Jason Parkinson, a principal with Porters Lawyers, which is mounting the legal action against the MSC, said the five men were part of a generation now in their 40s and 50s who only now felt able to confront their alleged childhood abuse.

In 2008, the NSW Victims Compensation Tribunal awarded one of the priest's alleged victims $25,000, ruling that it was satisfied on the balance of probabilities that the incidents occurred.

MSC Provincial superior John Mulrooney said the priest was stood down from his teaching position after the allegations were made against him.

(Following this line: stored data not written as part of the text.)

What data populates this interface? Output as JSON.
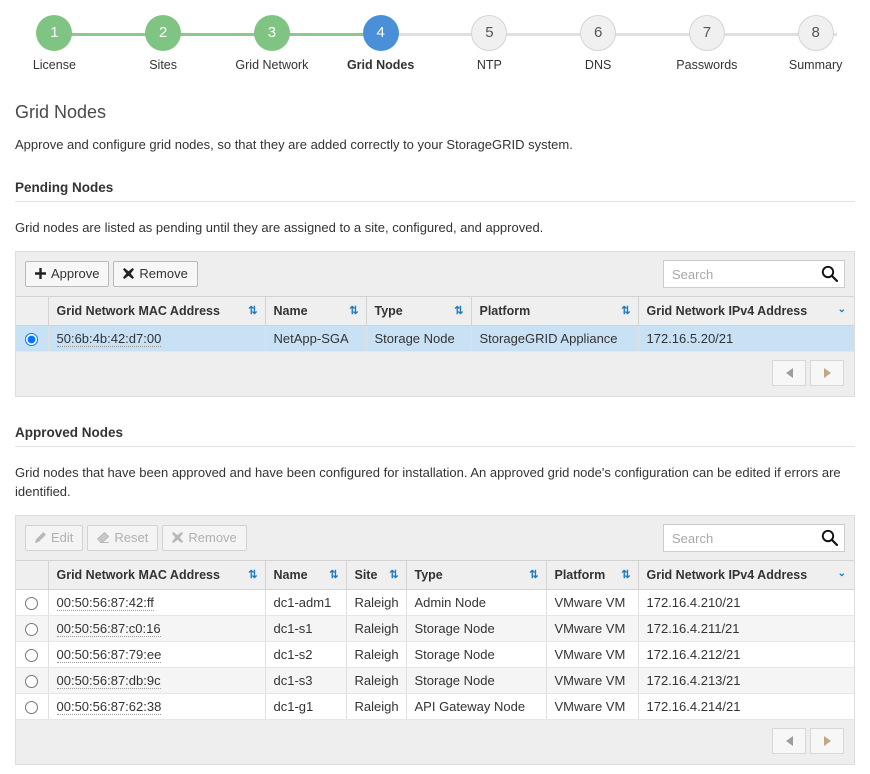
{
  "wizard": {
    "steps": [
      {
        "number": "1",
        "label": "License",
        "state": "done"
      },
      {
        "number": "2",
        "label": "Sites",
        "state": "done"
      },
      {
        "number": "3",
        "label": "Grid Network",
        "state": "done"
      },
      {
        "number": "4",
        "label": "Grid Nodes",
        "state": "current"
      },
      {
        "number": "5",
        "label": "NTP",
        "state": "todo"
      },
      {
        "number": "6",
        "label": "DNS",
        "state": "todo"
      },
      {
        "number": "7",
        "label": "Passwords",
        "state": "todo"
      },
      {
        "number": "8",
        "label": "Summary",
        "state": "todo"
      }
    ],
    "colors": {
      "done": "#7fc482",
      "current": "#4a90d9",
      "todo": "#f0f0f0",
      "track_done": "#8cc98f",
      "track": "#e0e0e0"
    }
  },
  "page": {
    "title": "Grid Nodes",
    "description": "Approve and configure grid nodes, so that they are added correctly to your StorageGRID system."
  },
  "pending": {
    "section_title": "Pending Nodes",
    "section_description": "Grid nodes are listed as pending until they are assigned to a site, configured, and approved.",
    "toolbar": {
      "approve_label": "Approve",
      "approve_icon": "plus-icon",
      "remove_label": "Remove",
      "remove_icon": "times-icon"
    },
    "search": {
      "placeholder": "Search",
      "value": "",
      "icon": "search-icon"
    },
    "columns": [
      {
        "label": "Grid Network MAC Address",
        "sort": "both"
      },
      {
        "label": "Name",
        "sort": "both"
      },
      {
        "label": "Type",
        "sort": "both"
      },
      {
        "label": "Platform",
        "sort": "both"
      },
      {
        "label": "Grid Network IPv4 Address",
        "sort": "desc"
      }
    ],
    "rows": [
      {
        "selected": true,
        "mac": "50:6b:4b:42:d7:00",
        "name": "NetApp-SGA",
        "type": "Storage Node",
        "platform": "StorageGRID Appliance",
        "ipv4": "172.16.5.20/21"
      }
    ],
    "pager": {
      "prev_icon": "triangle-left-icon",
      "next_icon": "triangle-right-icon"
    }
  },
  "approved": {
    "section_title": "Approved Nodes",
    "section_description": "Grid nodes that have been approved and have been configured for installation. An approved grid node's configuration can be edited if errors are identified.",
    "toolbar": {
      "edit_label": "Edit",
      "edit_icon": "pencil-icon",
      "edit_disabled": true,
      "reset_label": "Reset",
      "reset_icon": "eraser-icon",
      "reset_disabled": true,
      "remove_label": "Remove",
      "remove_icon": "times-icon",
      "remove_disabled": true
    },
    "search": {
      "placeholder": "Search",
      "value": "",
      "icon": "search-icon"
    },
    "columns": [
      {
        "label": "Grid Network MAC Address",
        "sort": "both"
      },
      {
        "label": "Name",
        "sort": "both"
      },
      {
        "label": "Site",
        "sort": "both"
      },
      {
        "label": "Type",
        "sort": "both"
      },
      {
        "label": "Platform",
        "sort": "both"
      },
      {
        "label": "Grid Network IPv4 Address",
        "sort": "desc"
      }
    ],
    "rows": [
      {
        "mac": "00:50:56:87:42:ff",
        "name": "dc1-adm1",
        "site": "Raleigh",
        "type": "Admin Node",
        "platform": "VMware VM",
        "ipv4": "172.16.4.210/21"
      },
      {
        "mac": "00:50:56:87:c0:16",
        "name": "dc1-s1",
        "site": "Raleigh",
        "type": "Storage Node",
        "platform": "VMware VM",
        "ipv4": "172.16.4.211/21"
      },
      {
        "mac": "00:50:56:87:79:ee",
        "name": "dc1-s2",
        "site": "Raleigh",
        "type": "Storage Node",
        "platform": "VMware VM",
        "ipv4": "172.16.4.212/21"
      },
      {
        "mac": "00:50:56:87:db:9c",
        "name": "dc1-s3",
        "site": "Raleigh",
        "type": "Storage Node",
        "platform": "VMware VM",
        "ipv4": "172.16.4.213/21"
      },
      {
        "mac": "00:50:56:87:62:38",
        "name": "dc1-g1",
        "site": "Raleigh",
        "type": "API Gateway Node",
        "platform": "VMware VM",
        "ipv4": "172.16.4.214/21"
      }
    ],
    "pager": {
      "prev_icon": "triangle-left-icon",
      "next_icon": "triangle-right-icon"
    }
  },
  "icons": {
    "sort_both": "⇅",
    "sort_desc": "⌄",
    "plus": "✚",
    "times": "✖",
    "pencil": "✎",
    "eraser": "◢"
  }
}
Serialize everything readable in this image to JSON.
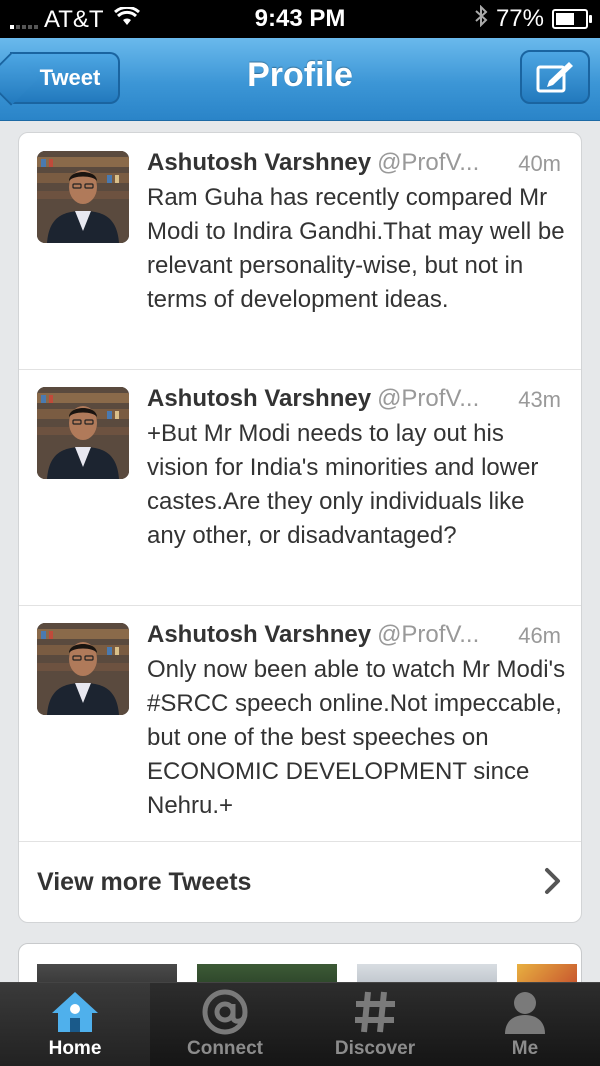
{
  "status_bar": {
    "carrier": "AT&T",
    "time": "9:43 PM",
    "battery": "77%",
    "battery_level": 0.77
  },
  "nav": {
    "back_label": "Tweet",
    "title": "Profile",
    "compose_icon": "compose-icon"
  },
  "tweets": [
    {
      "name": "Ashutosh Varshney",
      "handle": "@ProfV...",
      "time": "40m",
      "text": "Ram Guha has recently compared Mr Modi to Indira Gandhi.That may well be relevant personality-wise, but not in terms of development ideas."
    },
    {
      "name": "Ashutosh Varshney",
      "handle": "@ProfV...",
      "time": "43m",
      "text": "+But Mr Modi needs to lay out his vision for India's minorities and lower castes.Are they only individuals like any other, or disadvantaged?"
    },
    {
      "name": "Ashutosh Varshney",
      "handle": "@ProfV...",
      "time": "46m",
      "text": "Only now been able to watch Mr Modi's #SRCC speech online.Not impeccable, but one of the best speeches on ECONOMIC DEVELOPMENT since Nehru.+"
    }
  ],
  "view_more": {
    "label": "View more Tweets"
  },
  "tab_bar": {
    "tabs": [
      {
        "label": "Home",
        "icon": "home-icon",
        "active": true
      },
      {
        "label": "Connect",
        "icon": "at-icon",
        "active": false
      },
      {
        "label": "Discover",
        "icon": "hash-icon",
        "active": false
      },
      {
        "label": "Me",
        "icon": "person-icon",
        "active": false
      }
    ]
  },
  "colors": {
    "nav_blue": "#3c96d6",
    "text": "#333333",
    "muted": "#999999"
  }
}
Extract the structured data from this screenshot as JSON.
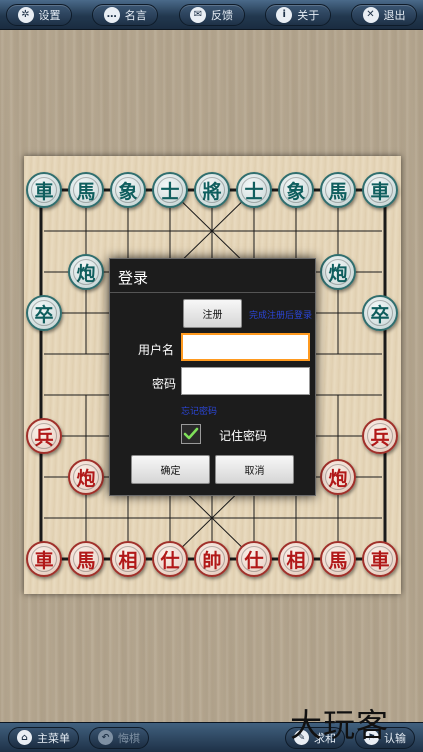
{
  "topbar": {
    "buttons": [
      {
        "label": "设置",
        "icon": "gear-icon"
      },
      {
        "label": "名言",
        "icon": "speech-bubble-icon"
      },
      {
        "label": "反馈",
        "icon": "mail-icon"
      },
      {
        "label": "关于",
        "icon": "info-icon"
      },
      {
        "label": "退出",
        "icon": "close-icon"
      }
    ]
  },
  "board": {
    "black_top_row": [
      "車",
      "馬",
      "象",
      "士",
      "將",
      "士",
      "象",
      "馬",
      "車"
    ],
    "black_cannon": "炮",
    "black_soldier": "卒",
    "red_soldier": "兵",
    "red_cannon": "炮",
    "red_bottom_row": [
      "車",
      "馬",
      "相",
      "仕",
      "帥",
      "仕",
      "相",
      "馬",
      "車"
    ]
  },
  "dialog": {
    "title": "登录",
    "register_label": "注册",
    "register_hint": "完成注册后登录",
    "username_label": "用户名",
    "username_value": "",
    "password_label": "密码",
    "password_value": "",
    "forgot_label": "忘记密码",
    "remember_label": "记住密码",
    "remember_checked": true,
    "ok_label": "确定",
    "cancel_label": "取消"
  },
  "bottombar": {
    "buttons": [
      {
        "label": "主菜单",
        "icon": "home-icon"
      },
      {
        "label": "悔棋",
        "icon": "undo-icon"
      },
      {
        "label": "求和",
        "icon": "pencil-icon"
      },
      {
        "label": "认输",
        "icon": "flag-icon"
      }
    ]
  },
  "watermark": "大玩客",
  "colors": {
    "bar": "#22384f",
    "red_piece": "#b11818",
    "black_piece": "#0f5e5e",
    "focus": "#ff9a1f"
  }
}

He no longer served publicly as a priest and "basically works alone" in the order's archives in eastern Sydney.

"No authority, including the police or the Victims Compensation Tribunal, have ever indicated that we dealt with the allegations against (the priest) in the 1980s other than entirely appropriately," Father Mulrooney said.

He did not respond to questions about whether the priest continues to have access to children, although in a 2008 interview the priest said he "will be caring for 150 youths who will be staying with us" during that year's World Youth Day.

Today's royal commission hearing in Sydney will investigate how several NSW government departments responded to unrelated allegations against a pedophile former scoutmaster and Catholic Church employee during the 1990s.

Steven Larkins, who is serving a 15-month jail sentence for fraud and possessing child pornography, previously led the Hunter Aboriginal Children's Services, with responsibility for some of the state's most vulnerable children.

Francis Sullivan, chief executive of the body established by the Catholic Church to liaise with the royal commission, said he welcomed today's hearing.

"It is only when the full truth is revealed, justice is achieved for victims, reparation is made, sincere and appropriate apologies are offered and accepted, that healing can start," he said.